Work-life balance tips scales in Xiong'an's favor
Ease of living, quality services and facilities make new area attractive proposition
The morning sunlight slips into a 70-square-meter apartment in the Xiong'an New Area and Liu Suying's cat stirs first. It presses its head against Liu's hand until she wakes on a spring morning in March.
Liu then gets up. She makes breakfast quickly — eggs sizzling in a pan, the smell of coffee drifting through her small kitchen. Without hesitation, she leaves her home in the new area's Xiongdong district in Hebei province. About seven minutes later, she arrives at work by car.
Liu, 25, graduated from Beijing Jiaotong University last June and now works as a production planning engineer at a commercial satellite company in Xiong'an. She is satisfied with her job, which involves innovative work, and the ease of life in the new area.
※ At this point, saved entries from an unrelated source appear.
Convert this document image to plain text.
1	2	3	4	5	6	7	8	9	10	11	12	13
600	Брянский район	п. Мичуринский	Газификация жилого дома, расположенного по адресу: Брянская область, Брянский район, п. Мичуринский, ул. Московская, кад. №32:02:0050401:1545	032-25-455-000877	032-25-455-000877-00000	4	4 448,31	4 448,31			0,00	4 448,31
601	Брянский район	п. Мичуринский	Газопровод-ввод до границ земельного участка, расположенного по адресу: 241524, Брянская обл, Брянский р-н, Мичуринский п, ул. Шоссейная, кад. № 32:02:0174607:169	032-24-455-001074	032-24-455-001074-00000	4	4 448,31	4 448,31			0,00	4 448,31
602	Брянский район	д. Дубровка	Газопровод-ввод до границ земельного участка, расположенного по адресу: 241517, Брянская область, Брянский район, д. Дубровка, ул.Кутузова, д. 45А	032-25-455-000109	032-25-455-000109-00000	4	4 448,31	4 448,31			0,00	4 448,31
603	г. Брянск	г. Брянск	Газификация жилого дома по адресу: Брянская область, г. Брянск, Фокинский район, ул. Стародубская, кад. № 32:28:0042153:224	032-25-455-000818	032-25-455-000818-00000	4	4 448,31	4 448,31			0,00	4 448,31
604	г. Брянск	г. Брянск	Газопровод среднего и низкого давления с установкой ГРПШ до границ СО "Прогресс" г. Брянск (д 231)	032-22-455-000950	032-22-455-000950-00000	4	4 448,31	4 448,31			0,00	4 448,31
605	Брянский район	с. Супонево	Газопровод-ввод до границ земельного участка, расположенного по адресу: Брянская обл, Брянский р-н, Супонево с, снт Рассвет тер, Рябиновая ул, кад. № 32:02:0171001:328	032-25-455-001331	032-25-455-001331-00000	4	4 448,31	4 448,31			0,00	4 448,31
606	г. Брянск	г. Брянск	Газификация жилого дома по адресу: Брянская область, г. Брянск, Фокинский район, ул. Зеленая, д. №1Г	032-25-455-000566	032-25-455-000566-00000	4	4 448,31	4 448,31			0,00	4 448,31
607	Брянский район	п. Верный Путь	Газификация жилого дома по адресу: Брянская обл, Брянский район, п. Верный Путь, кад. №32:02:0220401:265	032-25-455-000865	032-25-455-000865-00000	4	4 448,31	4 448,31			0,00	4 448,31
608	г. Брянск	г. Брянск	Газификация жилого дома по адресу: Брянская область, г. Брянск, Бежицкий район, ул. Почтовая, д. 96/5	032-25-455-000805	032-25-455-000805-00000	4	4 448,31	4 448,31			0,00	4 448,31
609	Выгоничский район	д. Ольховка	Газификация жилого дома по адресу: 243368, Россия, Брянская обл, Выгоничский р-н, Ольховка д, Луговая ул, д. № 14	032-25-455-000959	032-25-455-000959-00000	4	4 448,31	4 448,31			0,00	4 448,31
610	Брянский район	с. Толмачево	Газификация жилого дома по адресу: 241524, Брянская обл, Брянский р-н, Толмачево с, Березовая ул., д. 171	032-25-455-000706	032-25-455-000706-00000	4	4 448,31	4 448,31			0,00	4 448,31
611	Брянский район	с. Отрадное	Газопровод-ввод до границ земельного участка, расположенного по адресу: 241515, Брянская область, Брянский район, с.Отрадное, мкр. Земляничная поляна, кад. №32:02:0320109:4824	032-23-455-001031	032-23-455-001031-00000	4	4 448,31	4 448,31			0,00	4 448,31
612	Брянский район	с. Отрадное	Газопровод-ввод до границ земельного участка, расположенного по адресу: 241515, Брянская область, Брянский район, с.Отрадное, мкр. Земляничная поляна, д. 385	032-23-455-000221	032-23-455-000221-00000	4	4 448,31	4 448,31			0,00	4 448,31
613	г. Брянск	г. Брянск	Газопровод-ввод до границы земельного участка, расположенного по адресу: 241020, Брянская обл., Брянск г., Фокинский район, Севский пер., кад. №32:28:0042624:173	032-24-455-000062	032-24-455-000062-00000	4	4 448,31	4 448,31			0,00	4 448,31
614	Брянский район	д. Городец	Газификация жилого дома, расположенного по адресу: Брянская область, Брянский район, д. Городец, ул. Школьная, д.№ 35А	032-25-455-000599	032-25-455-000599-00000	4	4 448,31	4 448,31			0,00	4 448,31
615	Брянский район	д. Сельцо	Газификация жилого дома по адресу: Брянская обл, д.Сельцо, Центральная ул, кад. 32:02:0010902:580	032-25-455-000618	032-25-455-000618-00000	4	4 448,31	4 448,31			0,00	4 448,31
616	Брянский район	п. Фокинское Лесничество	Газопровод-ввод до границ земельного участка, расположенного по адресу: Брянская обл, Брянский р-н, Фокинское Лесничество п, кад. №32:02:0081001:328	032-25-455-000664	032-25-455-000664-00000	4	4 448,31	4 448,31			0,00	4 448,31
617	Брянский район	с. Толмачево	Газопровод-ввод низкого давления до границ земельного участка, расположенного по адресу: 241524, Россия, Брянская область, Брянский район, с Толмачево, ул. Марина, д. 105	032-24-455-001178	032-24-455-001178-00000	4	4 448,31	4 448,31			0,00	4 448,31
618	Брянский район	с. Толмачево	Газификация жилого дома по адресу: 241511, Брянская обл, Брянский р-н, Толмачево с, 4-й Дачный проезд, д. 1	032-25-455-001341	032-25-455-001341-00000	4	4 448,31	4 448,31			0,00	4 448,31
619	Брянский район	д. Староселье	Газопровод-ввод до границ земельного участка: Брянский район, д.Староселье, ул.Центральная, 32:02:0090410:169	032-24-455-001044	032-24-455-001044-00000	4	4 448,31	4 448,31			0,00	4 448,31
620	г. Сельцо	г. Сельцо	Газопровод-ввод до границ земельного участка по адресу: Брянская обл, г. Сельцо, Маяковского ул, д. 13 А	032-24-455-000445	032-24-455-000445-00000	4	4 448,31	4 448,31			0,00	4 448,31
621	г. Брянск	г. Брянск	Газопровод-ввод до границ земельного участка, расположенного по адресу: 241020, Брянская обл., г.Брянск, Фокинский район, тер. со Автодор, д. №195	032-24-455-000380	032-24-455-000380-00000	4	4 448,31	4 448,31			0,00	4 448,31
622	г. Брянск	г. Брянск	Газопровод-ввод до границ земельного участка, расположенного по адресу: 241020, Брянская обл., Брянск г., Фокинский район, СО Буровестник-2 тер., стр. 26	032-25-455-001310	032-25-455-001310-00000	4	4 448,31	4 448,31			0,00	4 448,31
She rents a two-bedroom apartment for 10,000 yuan ($1,450) a year, and receives a monthly living subsidy of 1,000 yuan from the local government.
"A friend of mine works at a big tech company in Beijing," Liu said. "She rents a single room in a shared apartment for about 3,000 yuan a month. When she heard I have my own place, she was jealous."
Nine years ago, such a scene was unimaginable. In April 2017, when China announced the establishment of Xiong'an New Area, the planned construction zone was mostly fields and villages.
Today, what has risen from that ground is a city designed not just to relieve Beijing of its nonessential functions — a major mission for the new city — but to become a place people from different walks of life want to reside in.
By the end of 2025, Xiong'an's permanent population reached about 1.4 million, up about 200,000 from five years ago, according to local authorities.
So far, a total of more than 400 branches of central State-owned enterprises have established a presence in the area, bringing their employees and attracting even more talented people.